With the dose response curve, regulatory agencies such as the EPA or Texas Department of Parks and Wildlife/Texas Council on Environmental Quality should be able to establish acceptable levels of atrazine and Roundup in waters which are sensitive to golden algae outbreaks. We may reccomend a NOAEL, or "no observable effects level", the level of herbicide in the water (i.e. 10 parts per billion) at which we see no effect whatsoever on the planktonic community. This information should help these agencies to monitor outbreaks and areas which are particularly vulnerable to fish kills. In addition, this will make regulatory agencies increasingly aware of the ecological nature of risk assessment and toxicology.

In toxicology, we frequently test the effects of a certain chemical or pesticide on a target species, such as fathead minnows or rats (in the case of carcinogens). However we don't really take ecology into account. For example in this study, atrazine is not normally toxic to fish. However, atrazine kills off phytoplankton and causes golden algae to give off poisons which are toxic to fish. So, atrazine turns out to be indirectly toxic to fish. When atrazine was being tested for the public market, no one thought to test it in an ecosystem or on algae of any kind, because what does it matter if an herbicide kills off algae? That's just less scum on the surface of most ponds and lakes, right?
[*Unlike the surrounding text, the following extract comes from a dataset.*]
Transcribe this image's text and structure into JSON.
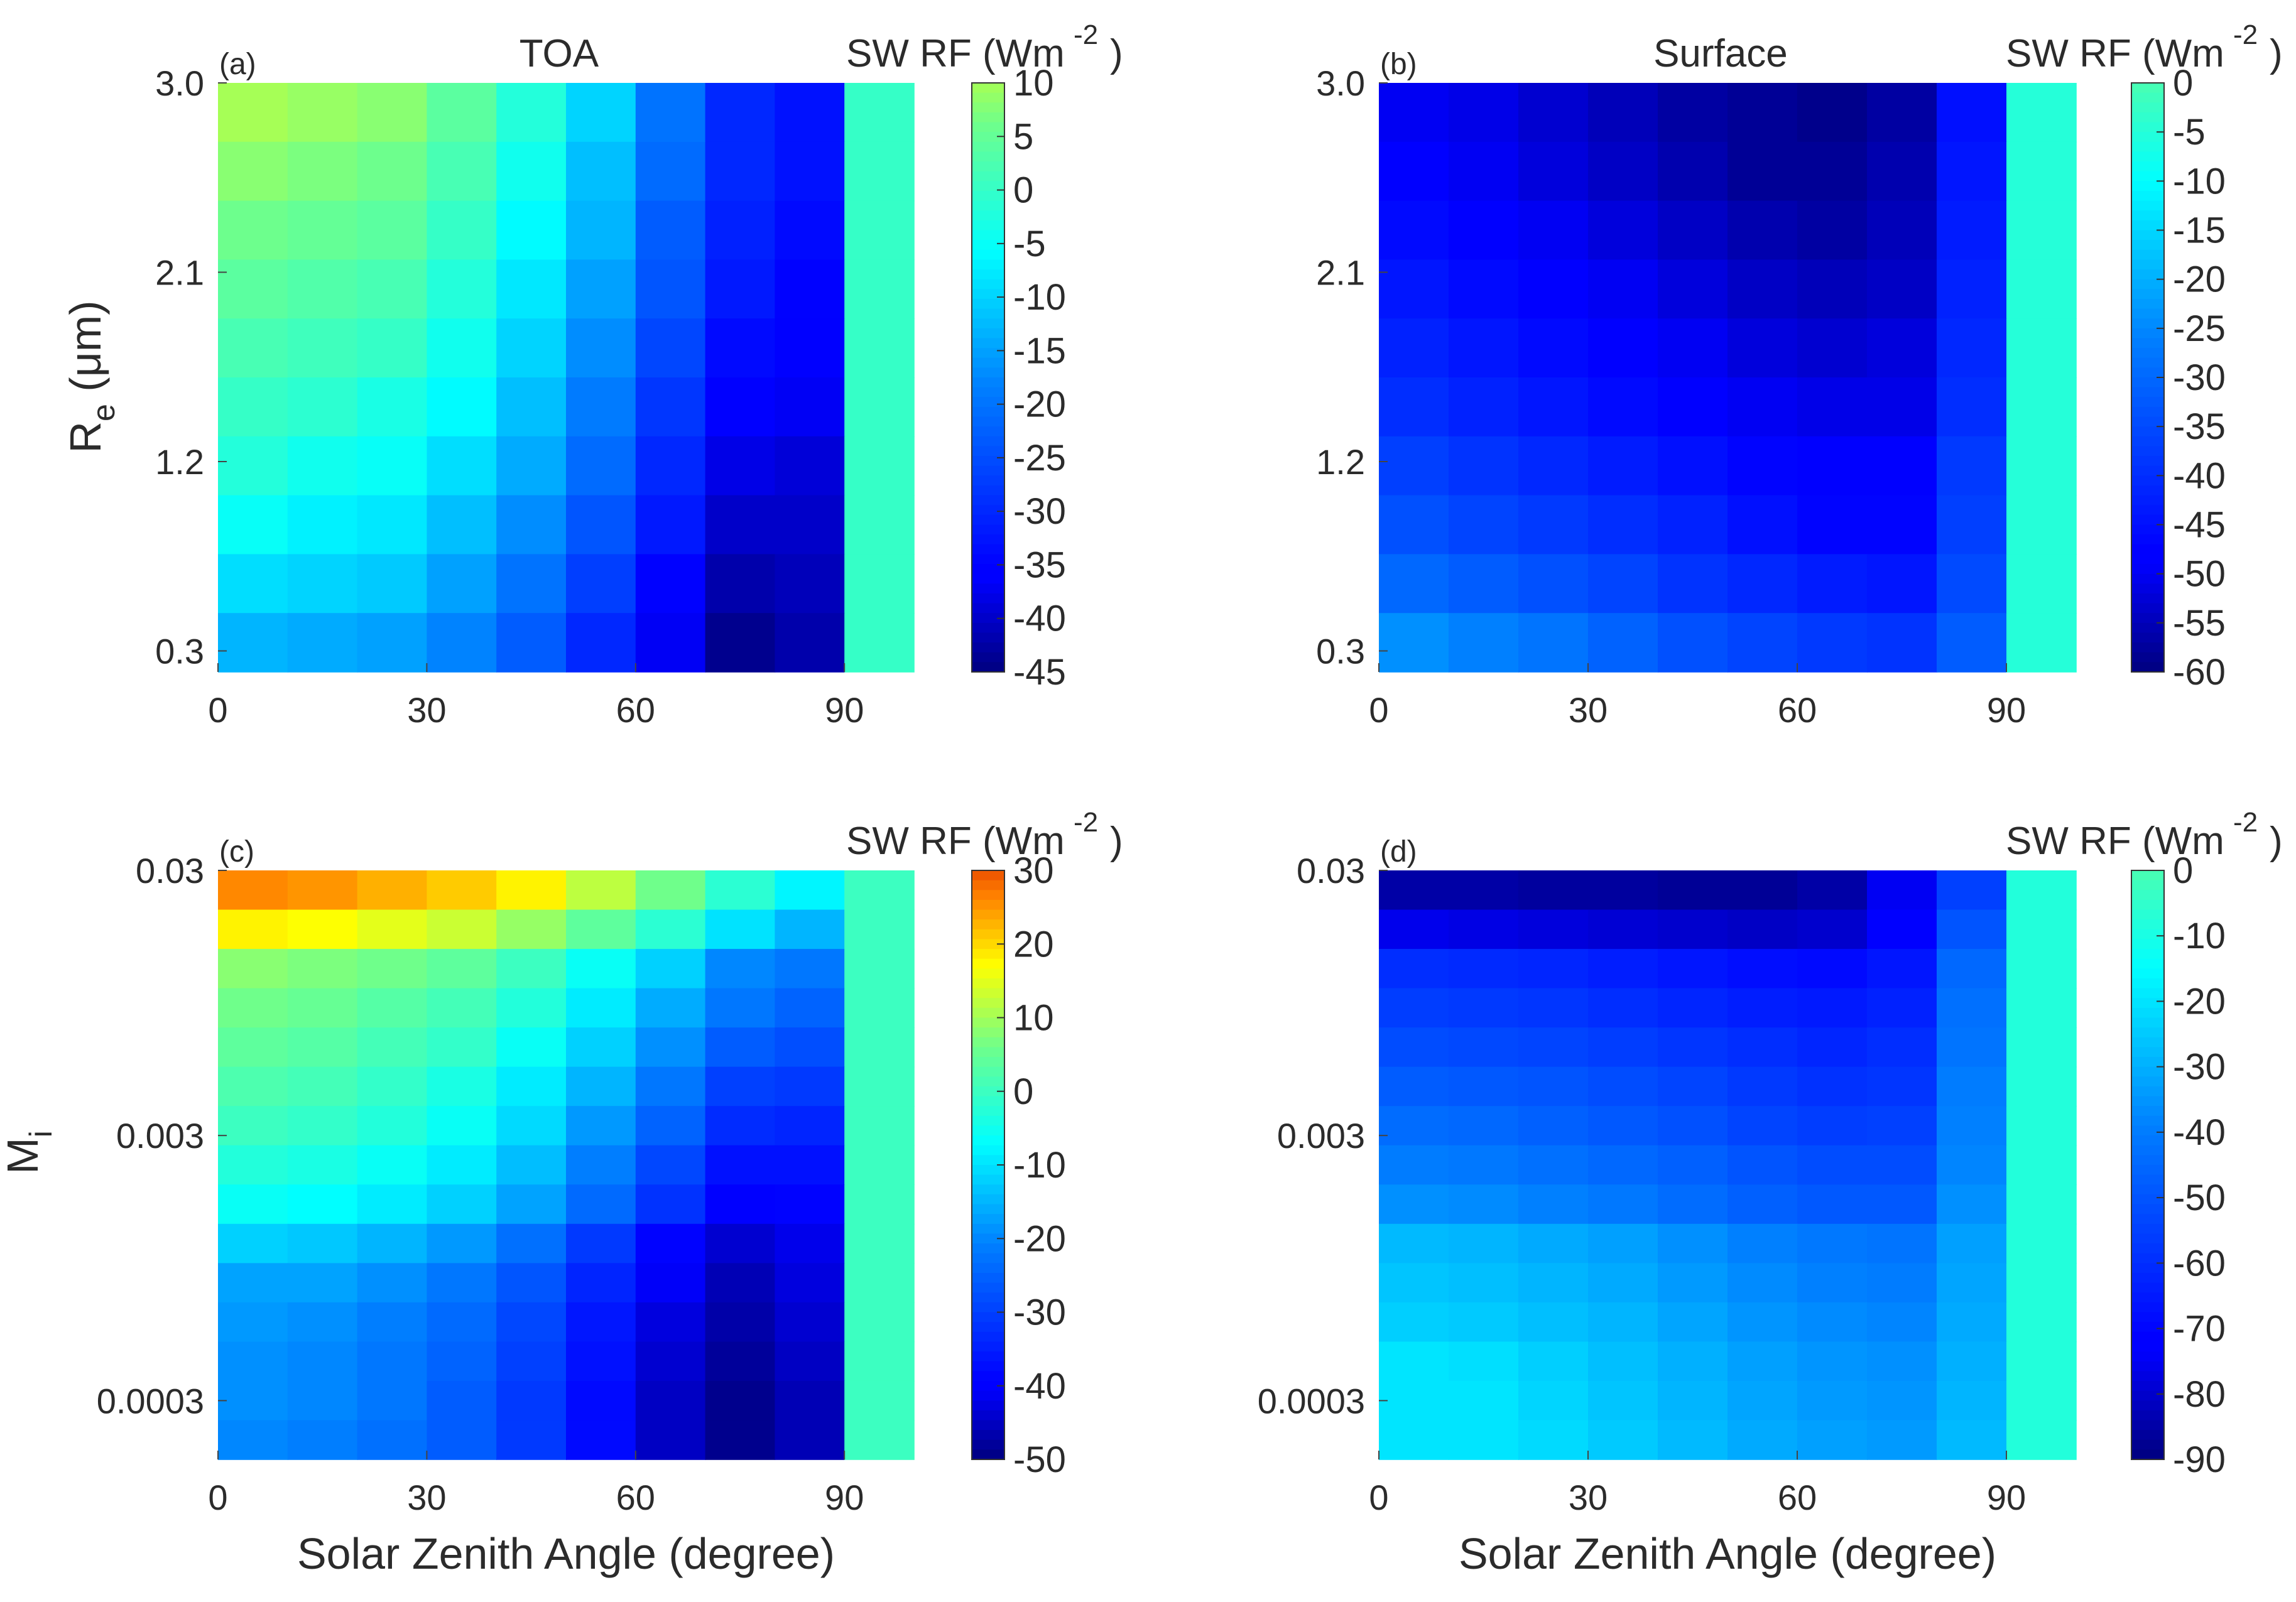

In certain cases, that logic may be true. But increasingly, we're finding out that it's important to study the effects on the entire ecosystem. If an herbicide runs off into surface water and kills off all phytoplankton, well, what are the zooplankton going to eat? And then if the zooplankton die, what will smaller fish eat? And larger fish, once those fish die? So what happens is we have "trophic-level effects" on a large scale, which, if we don't test for, will happen in the real world. Algal blooms, fish kills, problems with invasive species, all can be the products of our limited ability or desire to study the effects of toxins on a species without realizing the relationships that species has with its food web and surrounding environment.